Now that we have the results of the public inquiry into Central Coast Council, what is striking are the Commissioner's comments about the behaviour of the councillors, when they were dealing with Council business.

Rather than seeking collegiate consensus, they seemed to be focussed on factional conflict and disagreement.

Rather than dealing with the substance of issues before them, they were more concerned with personal grandstanding and political point-scoring.

They seemed more interested in raising points of order and lodging Code of Conduct complaints than doing their job of running the city.

Is it any wonder that so many bad decisions were made, not only on financial matters but on technical matters where some concentration is required, in order to understand the implications of what is being decided?

A case in point is the consolidated Local Environment Plan that had to be drawn up to reconcile the differences between the old Gosford and Wyong regulations that applied to the separate municipalities.

Since the format of these documents is largely laid down by the State Government, this isn't as onerous a task as it might seem to a layman, but there are always some variations that have to be brought into alignment.
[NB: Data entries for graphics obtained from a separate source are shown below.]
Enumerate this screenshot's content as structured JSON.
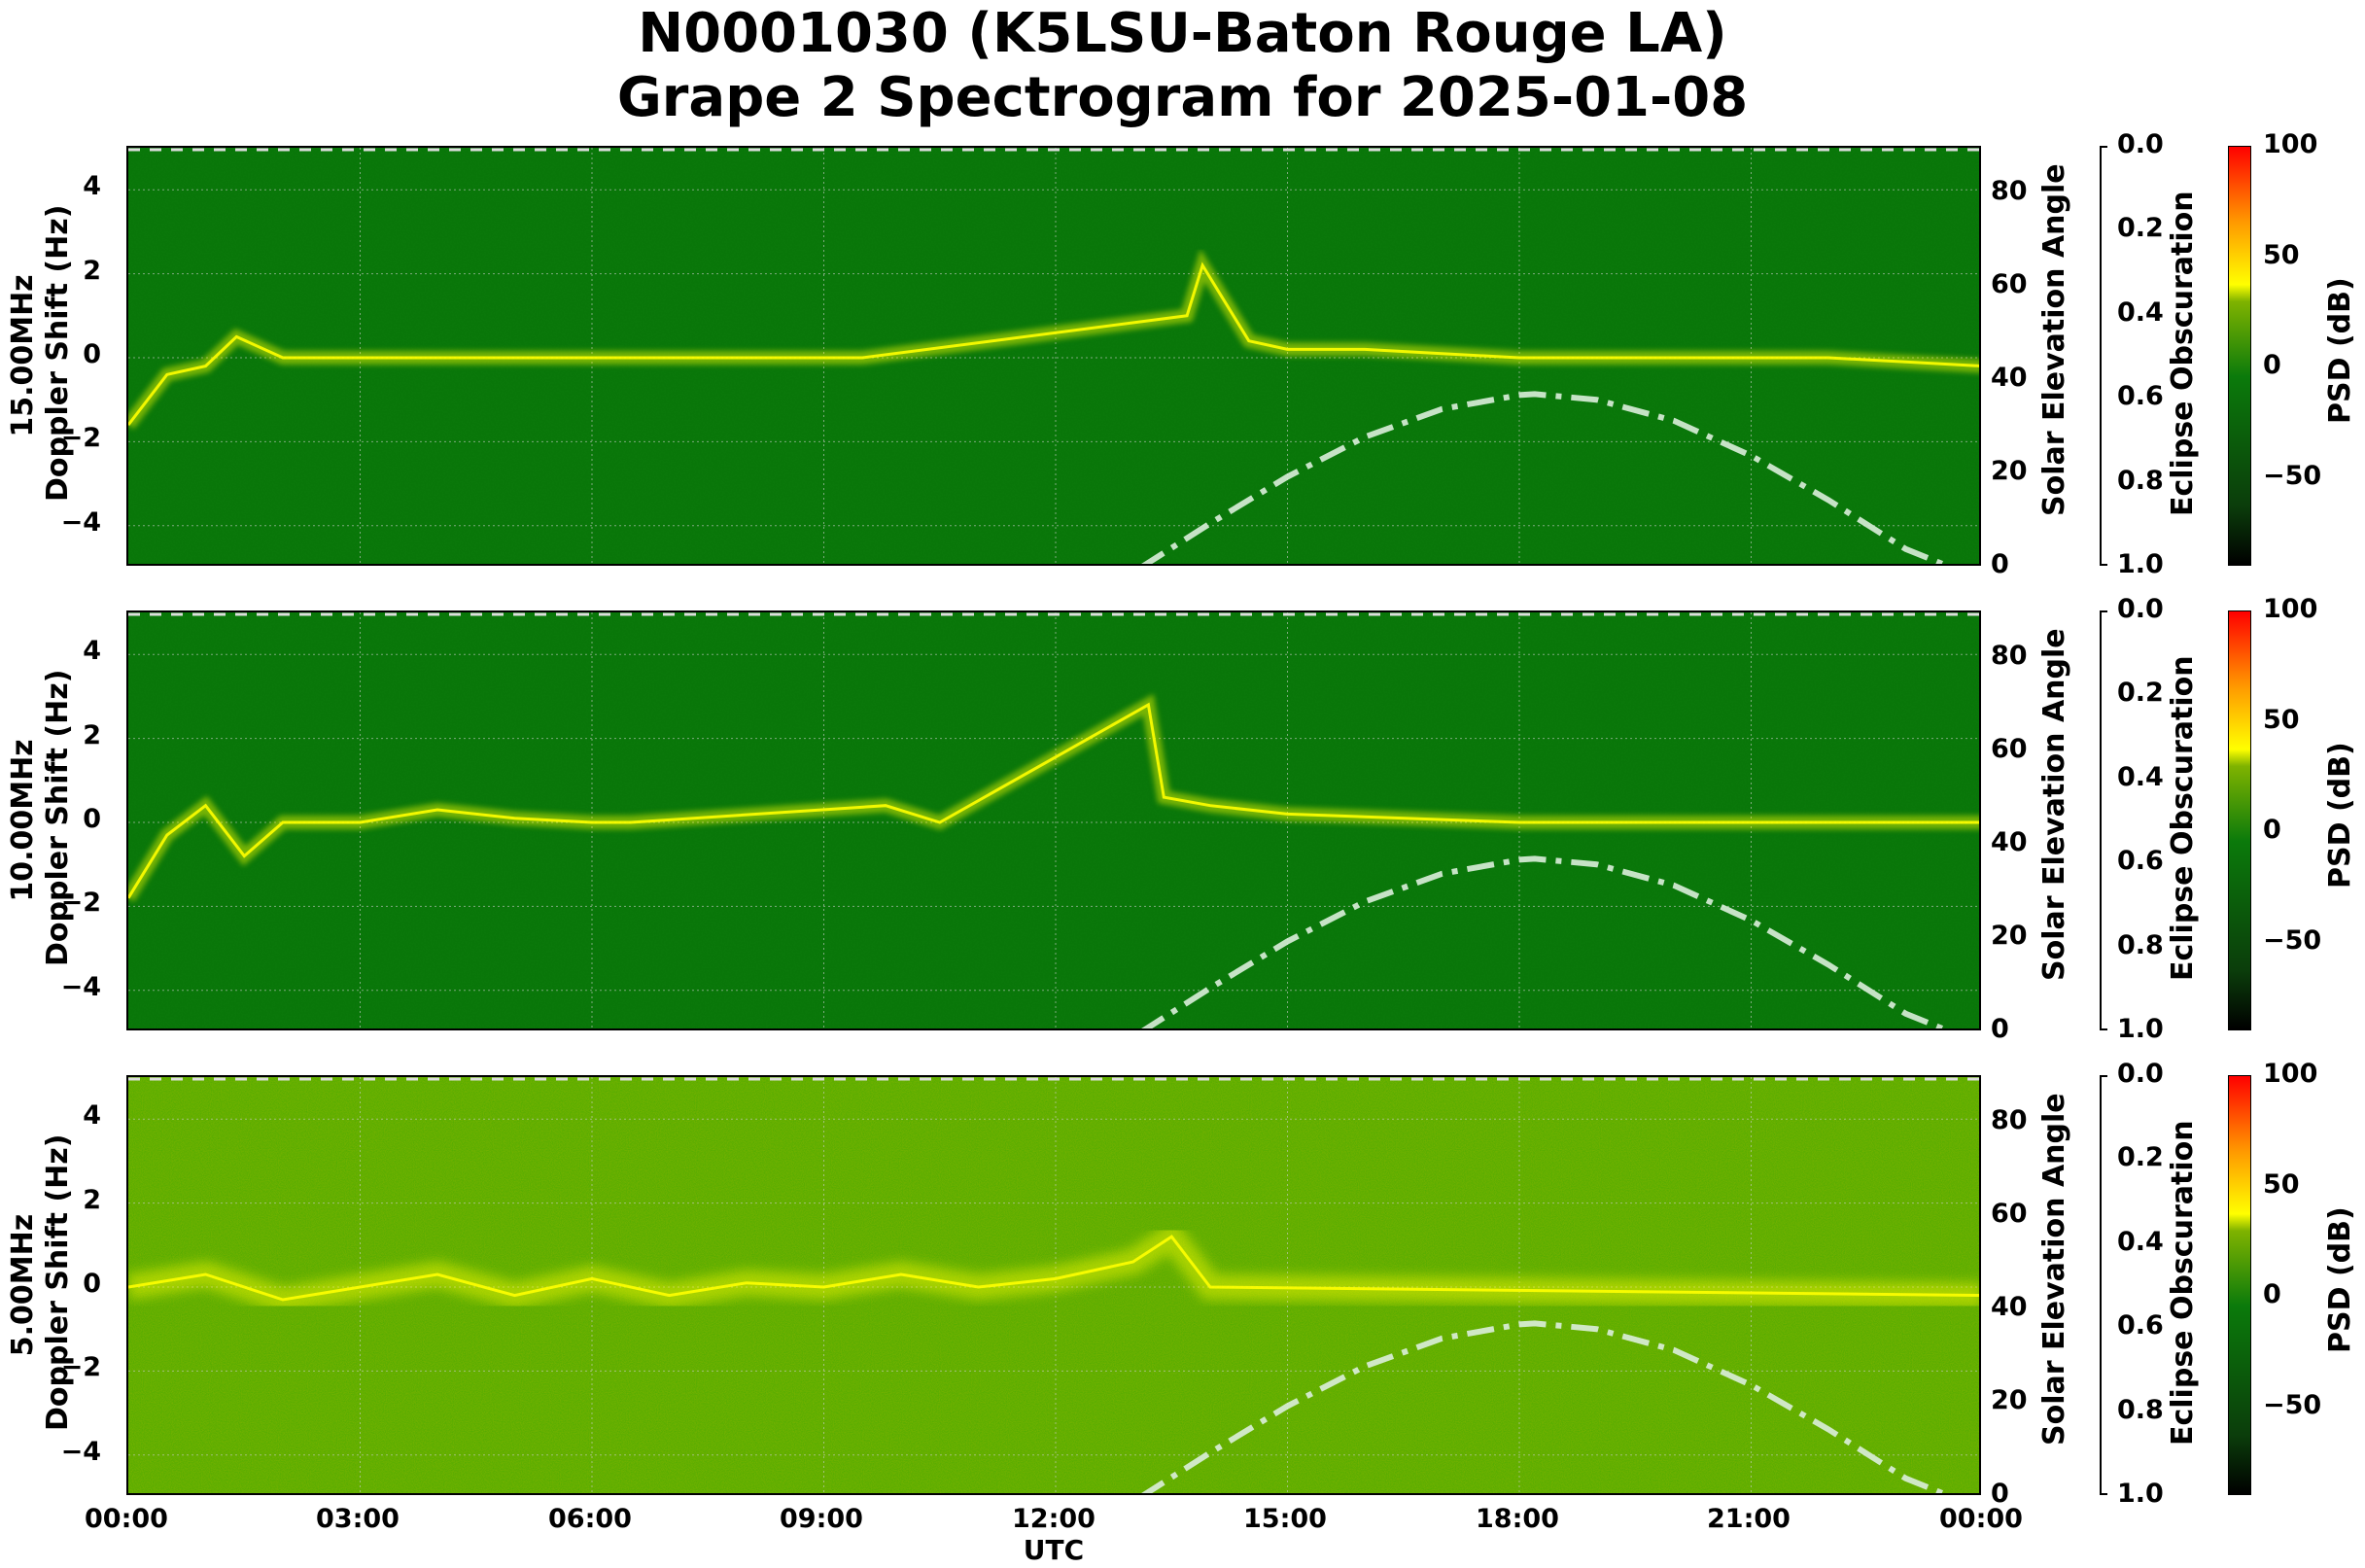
{
  "title": {
    "line1": "N0001030 (K5LSU-Baton Rouge LA)",
    "line2": "Grape 2 Spectrogram for 2025-01-08"
  },
  "colors": {
    "background_low": "#0b7a0b",
    "background_5mhz": "#7fb300",
    "signal": "#ffff00",
    "solar_curve": "#dceedc"
  },
  "x_axis": {
    "label": "UTC",
    "ticks": [
      "00:00",
      "03:00",
      "06:00",
      "09:00",
      "12:00",
      "15:00",
      "18:00",
      "21:00",
      "00:00"
    ]
  },
  "panels": [
    {
      "freq_label": "15.00MHz",
      "ylabel": "Doppler Shift (Hz)",
      "yticks": [
        "4",
        "2",
        "0",
        "−2",
        "−4"
      ],
      "right_label": "Solar Elevation Angle",
      "right_ticks": [
        "80",
        "60",
        "40",
        "20",
        "0"
      ],
      "eclipse_label": "Eclipse Obscuration",
      "eclipse_ticks": [
        "0.0",
        "0.2",
        "0.4",
        "0.6",
        "0.8",
        "1.0"
      ],
      "cbar_label": "PSD (dB)",
      "cbar_ticks": [
        "100",
        "50",
        "0",
        "−50"
      ]
    },
    {
      "freq_label": "10.00MHz",
      "ylabel": "Doppler Shift (Hz)",
      "yticks": [
        "4",
        "2",
        "0",
        "−2",
        "−4"
      ],
      "right_label": "Solar Elevation Angle",
      "right_ticks": [
        "80",
        "60",
        "40",
        "20",
        "0"
      ],
      "eclipse_label": "Eclipse Obscuration",
      "eclipse_ticks": [
        "0.0",
        "0.2",
        "0.4",
        "0.6",
        "0.8",
        "1.0"
      ],
      "cbar_label": "PSD (dB)",
      "cbar_ticks": [
        "100",
        "50",
        "0",
        "−50"
      ]
    },
    {
      "freq_label": "5.00MHz",
      "ylabel": "Doppler Shift (Hz)",
      "yticks": [
        "4",
        "2",
        "0",
        "−2",
        "−4"
      ],
      "right_label": "Solar Elevation Angle",
      "right_ticks": [
        "80",
        "60",
        "40",
        "20",
        "0"
      ],
      "eclipse_label": "Eclipse Obscuration",
      "eclipse_ticks": [
        "0.0",
        "0.2",
        "0.4",
        "0.6",
        "0.8",
        "1.0"
      ],
      "cbar_label": "PSD (dB)",
      "cbar_ticks": [
        "100",
        "50",
        "0",
        "−50"
      ]
    }
  ],
  "chart_data": {
    "type": "heatmap",
    "title": "N0001030 (K5LSU-Baton Rouge LA) Grape 2 Spectrogram for 2025-01-08",
    "xlabel": "UTC",
    "x_ticks": [
      "00:00",
      "03:00",
      "06:00",
      "09:00",
      "12:00",
      "15:00",
      "18:00",
      "21:00",
      "00:00"
    ],
    "xlim_hours": [
      0,
      24
    ],
    "ylabel": "Doppler Shift (Hz)",
    "ylim": [
      -5,
      5
    ],
    "y_ticks": [
      -4,
      -2,
      0,
      2,
      4
    ],
    "grid": true,
    "secondary_y": {
      "label": "Solar Elevation Angle",
      "ylim": [
        0,
        90
      ],
      "ticks": [
        0,
        20,
        40,
        60,
        80
      ]
    },
    "tertiary_y": {
      "label": "Eclipse Obscuration",
      "ylim": [
        1.0,
        0.0
      ],
      "ticks": [
        0.0,
        0.2,
        0.4,
        0.6,
        0.8,
        1.0
      ]
    },
    "colorbar": {
      "label": "PSD (dB)",
      "range": [
        -90,
        100
      ],
      "ticks": [
        -50,
        0,
        50,
        100
      ],
      "colormap": "black-green-yellow-red"
    },
    "panels": [
      "15.00MHz",
      "10.00MHz",
      "5.00MHz"
    ],
    "solar_elevation_series": {
      "name": "Solar Elevation Angle",
      "style": "dash-dot, light green-white",
      "x_hours": [
        13.1,
        14,
        15,
        16,
        17,
        18,
        18.2,
        19,
        20,
        21,
        22,
        23,
        23.6
      ],
      "y_deg": [
        0,
        9.5,
        19.5,
        28,
        34,
        37,
        37.2,
        36,
        31.5,
        24,
        14.5,
        4,
        0
      ]
    },
    "doppler_traces": [
      {
        "panel": "15.00MHz",
        "x_hours": [
          0,
          0.5,
          1,
          1.4,
          2,
          4,
          6,
          8,
          9.5,
          13.7,
          13.9,
          14.5,
          15,
          16,
          17,
          18,
          19,
          20,
          21,
          22,
          23,
          24
        ],
        "y_hz": [
          -1.6,
          -0.4,
          -0.2,
          0.5,
          0,
          0,
          0,
          0,
          0,
          1.0,
          2.2,
          0.4,
          0.2,
          0.2,
          0.1,
          0.0,
          0.0,
          0.0,
          0.0,
          0.0,
          -0.1,
          -0.2
        ]
      },
      {
        "panel": "10.00MHz",
        "x_hours": [
          0,
          0.5,
          1,
          1.5,
          2,
          3,
          4,
          5,
          6,
          6.5,
          9.8,
          10.5,
          13.2,
          13.4,
          14,
          15,
          18,
          21,
          24
        ],
        "y_hz": [
          -1.8,
          -0.3,
          0.4,
          -0.8,
          0.0,
          0,
          0.3,
          0.1,
          0.0,
          0.0,
          0.4,
          0.0,
          2.8,
          0.6,
          0.4,
          0.2,
          0.0,
          0.0,
          0.0
        ]
      },
      {
        "panel": "5.00MHz",
        "x_hours": [
          0,
          1,
          2,
          3,
          4,
          5,
          6,
          7,
          8,
          9,
          10,
          11,
          12,
          13,
          13.5,
          14,
          24
        ],
        "y_hz": [
          0.0,
          0.3,
          -0.3,
          0.0,
          0.3,
          -0.2,
          0.2,
          -0.2,
          0.1,
          0.0,
          0.3,
          0.0,
          0.2,
          0.6,
          1.2,
          0.0,
          -0.2
        ]
      }
    ]
  }
}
There are examples in the draft Local Environment Plan where this has been done so badly that even our councillors should have been able to see the inconsistencies and contradictions, if they had been giving the matter any proper consideration at all.

Instead, with its flaws intact, the draft document has gone to the Minister for approval, although it is not clear when the Minister will actually pass judgement on it, so that it can come into effect.

In my view, this document should be withdrawn from the Minister and held in abeyance until a newly-elected Council of competent individuals can reconsider it.

The present document re-incorporates all the shortcomings that lead to the constant breaches of standards by developers that so many residents are incensed about.

So all we are going to see is a continuation of the ongoing litany of community complaints, if this draft is approved.

The opportunity of rewriting the Local Environment Plan should have been an occasion for introducing logic and consistency into the process, but, instead, we have a lazy and thoughtless rehashing of the same old errors that have led to the development mess that we see around us.

If we care as much about the environment that we are going to live in for the rest of our lives as we do about our rates and charges, we should be demanding that proper standards be observed in the development-control document that will decide the form of our city in our lifetimes.

We should require that the provisions be rational and consistent, and that we can rely on them for the foreseeable future.

Squabbling over whether a particular building should be a high-rise or not is fatuous and self-defeating: If you have no defensible standard to start with, you have no basis for argument, so, of course, expediency will always prevail.

Does anybody care about our neighbourhoods enough to make an issue of this?